One way to de-normalize is to de-normalize the data before ingesting the data to Elasticsearch.
However, I am looking for a way to de-normalize the data within elastic search either through Painless or Groovy scripting. I hope this way will be more efficient.
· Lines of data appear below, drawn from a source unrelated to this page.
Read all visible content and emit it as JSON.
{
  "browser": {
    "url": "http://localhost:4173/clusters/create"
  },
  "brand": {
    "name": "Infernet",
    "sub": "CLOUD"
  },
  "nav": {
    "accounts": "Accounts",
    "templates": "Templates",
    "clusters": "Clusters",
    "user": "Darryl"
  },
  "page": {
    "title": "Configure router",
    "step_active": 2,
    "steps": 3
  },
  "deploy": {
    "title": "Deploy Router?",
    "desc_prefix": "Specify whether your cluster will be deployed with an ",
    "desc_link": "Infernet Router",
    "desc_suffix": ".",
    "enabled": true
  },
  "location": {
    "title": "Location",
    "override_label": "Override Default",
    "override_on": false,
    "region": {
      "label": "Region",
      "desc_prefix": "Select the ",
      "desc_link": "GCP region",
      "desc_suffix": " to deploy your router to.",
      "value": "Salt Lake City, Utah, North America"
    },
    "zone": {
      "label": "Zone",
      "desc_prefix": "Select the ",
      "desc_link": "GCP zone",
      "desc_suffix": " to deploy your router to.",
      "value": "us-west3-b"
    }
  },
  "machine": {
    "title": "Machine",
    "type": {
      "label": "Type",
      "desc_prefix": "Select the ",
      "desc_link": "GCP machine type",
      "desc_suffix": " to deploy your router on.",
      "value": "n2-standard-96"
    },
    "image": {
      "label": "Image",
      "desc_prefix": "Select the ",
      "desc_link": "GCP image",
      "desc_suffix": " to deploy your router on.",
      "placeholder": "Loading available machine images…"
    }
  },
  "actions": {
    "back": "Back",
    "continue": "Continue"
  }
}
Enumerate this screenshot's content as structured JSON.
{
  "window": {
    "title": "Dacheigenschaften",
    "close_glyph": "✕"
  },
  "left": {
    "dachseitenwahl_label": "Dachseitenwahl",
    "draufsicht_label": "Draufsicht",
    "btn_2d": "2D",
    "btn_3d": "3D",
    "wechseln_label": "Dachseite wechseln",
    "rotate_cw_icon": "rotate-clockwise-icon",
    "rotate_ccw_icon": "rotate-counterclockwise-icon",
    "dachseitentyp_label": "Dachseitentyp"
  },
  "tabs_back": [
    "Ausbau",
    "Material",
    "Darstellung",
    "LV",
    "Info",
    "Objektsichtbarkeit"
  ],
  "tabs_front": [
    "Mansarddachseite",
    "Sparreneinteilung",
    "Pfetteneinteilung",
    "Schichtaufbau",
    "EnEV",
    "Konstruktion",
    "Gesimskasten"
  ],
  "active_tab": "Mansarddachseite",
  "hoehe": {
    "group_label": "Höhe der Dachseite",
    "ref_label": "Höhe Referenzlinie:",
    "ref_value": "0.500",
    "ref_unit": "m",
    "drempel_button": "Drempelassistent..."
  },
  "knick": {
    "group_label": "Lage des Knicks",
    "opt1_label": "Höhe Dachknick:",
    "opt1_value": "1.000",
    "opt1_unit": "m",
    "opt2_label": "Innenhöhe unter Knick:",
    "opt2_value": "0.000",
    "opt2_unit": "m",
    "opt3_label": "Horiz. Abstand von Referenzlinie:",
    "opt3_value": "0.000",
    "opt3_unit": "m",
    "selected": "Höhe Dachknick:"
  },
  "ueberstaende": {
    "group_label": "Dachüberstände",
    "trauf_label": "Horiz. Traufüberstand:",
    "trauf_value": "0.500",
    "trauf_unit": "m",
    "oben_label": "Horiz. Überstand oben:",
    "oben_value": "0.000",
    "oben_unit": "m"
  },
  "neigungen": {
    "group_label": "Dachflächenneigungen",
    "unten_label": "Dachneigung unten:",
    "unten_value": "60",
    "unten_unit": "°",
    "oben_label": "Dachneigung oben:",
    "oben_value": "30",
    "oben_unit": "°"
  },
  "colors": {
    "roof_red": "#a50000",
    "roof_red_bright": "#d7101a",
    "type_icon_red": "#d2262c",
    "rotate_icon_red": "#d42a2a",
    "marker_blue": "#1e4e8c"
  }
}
Any help with sample script would be highly appreciated.
Input Dept Table
{
"took": 1,
"timed_out": false,
"_shards": {
"total": 5,
"successful": 5,
"skipped": 0,
"failed": 0
},
"hits": {
"total": 4,
"max_score": 1,
"hits": [
{
"_index": "dept",
"_type": "doc",
"_id": "0FsU4GYB7KWFLJIK6BFJ",
"_score": 1,
"_source": {
"empid": "EMP001",
"dept": "Manuf"
}
},
{
"_index": "dept",
"_type": "doc",
"_id": "0VsU4GYB7KWFLJIK6BFJ",
"_score": 1,
"_source": {
"empid": "EMP002",
"dept": "Design"
}
},
{
"_index": "dept",
"_type": "doc",
"_id": "01sU4GYB7KWFLJIK7BG3",
"_score": 1,
"_source": {
"empid": "EMP004",
"dept": "finance"
}
},
{
"_index": "dept",
"_type": "doc",
"_id": "0lsU4GYB7KWFLJIK6BFJ",
"_score": 1,
"_source": {
"empid": "EMP003",
"dept": "Accounting"
}
}
]
}
}

Input Location Table
{
"took": 1,
"timed_out": false,
"_shards": {
"total": 5,
"successful": 5,
"skipped": 0,
"failed": 0
},
"hits": {
"total": 4,
"max_score": 1,
"hits": [
{
"_index": "location",
"_type": "doc",
"_id": "mVsi4GYB7KWFLJIKMxiO",
"_score": 1,
"_source": {
"empid": "EMP001",
"location": "Berlin"
}
},
{
"_index": "location",
"_type": "doc",
"_id": "m1si4GYB7KWFLJIKOBgv",
"_score": 1,
"_source": {
"empid": "EMP003",
"location": "London"
}
},
{
"_index": "location",
"_type": "doc",
"_id": "mFsi4GYB7KWFLJIKMxiO",
"_score": 1,
"_source": {
"empid": "EMP002",
"location": "Paris"
}
},
{
"_index": "location",
"_type": "doc",
"_id": "mlsi4GYB7KWFLJIKMxiO",
"_score": 1,
"_source": {
"empid": "EMP004",
"location": "Barcelona"
}
}
]
}
}

Expected denormalized data

{
"took": 10,
"timed_out": false,
"_shards": {
"total": 5,
"successful": 5,
"skipped": 0,
"failed": 0
},
"hits": {
"total": 4,
"max_score": 1,
"hits": [
{
"_index": "denormalized",
"_type": "doc",
"_id": "G1sp4GYB7KWFLJIKCBz8",
"_score": 1,
"_source": {
"empid": "EMP001",
"location": "Berlin",
"dept": "Manuf"
}
},
{
"_index": "denormalized",
"_type": "doc",
"_id": "HVsp4GYB7KWFLJIKDhyn",
"_score": 1,
"_source": {
"empid": "EMP004",
"location": "Barcelona",
"dept": "finance"
}
},
{
"_index": "denormalized",
"_type": "doc",
"_id": "HFsp4GYB7KWFLJIKCBz8",
"_score": 1,
"_source": {
"empid": "EMP003",
"location": "London",
"dept": "Accounting"
}
},
{
"_index": "denormalized",
"_type": "doc",
"_id": "Glsp4GYB7KWFLJIKCBz8",
"_score": 1,
"_source": {
"empid": "EMP002",
"location": "Paris",
"dept": "Design"
}
}
]
}
}

dadoonet · November 4, 2018, 7:56pm

It's better IMHO to do that before sending documents to elasticsearch.
You may want to look at Logstash if this suits your needs but if you already have an application which is generating the data, I'd try to do that transformation within the application.

SusantaBN · November 4, 2018, 8:10pm

Thanks a lot David for the prompt reply.

system · December 2, 2018, 8:10pm

This topic was automatically closed 28 days after the last reply. New replies are no longer allowed.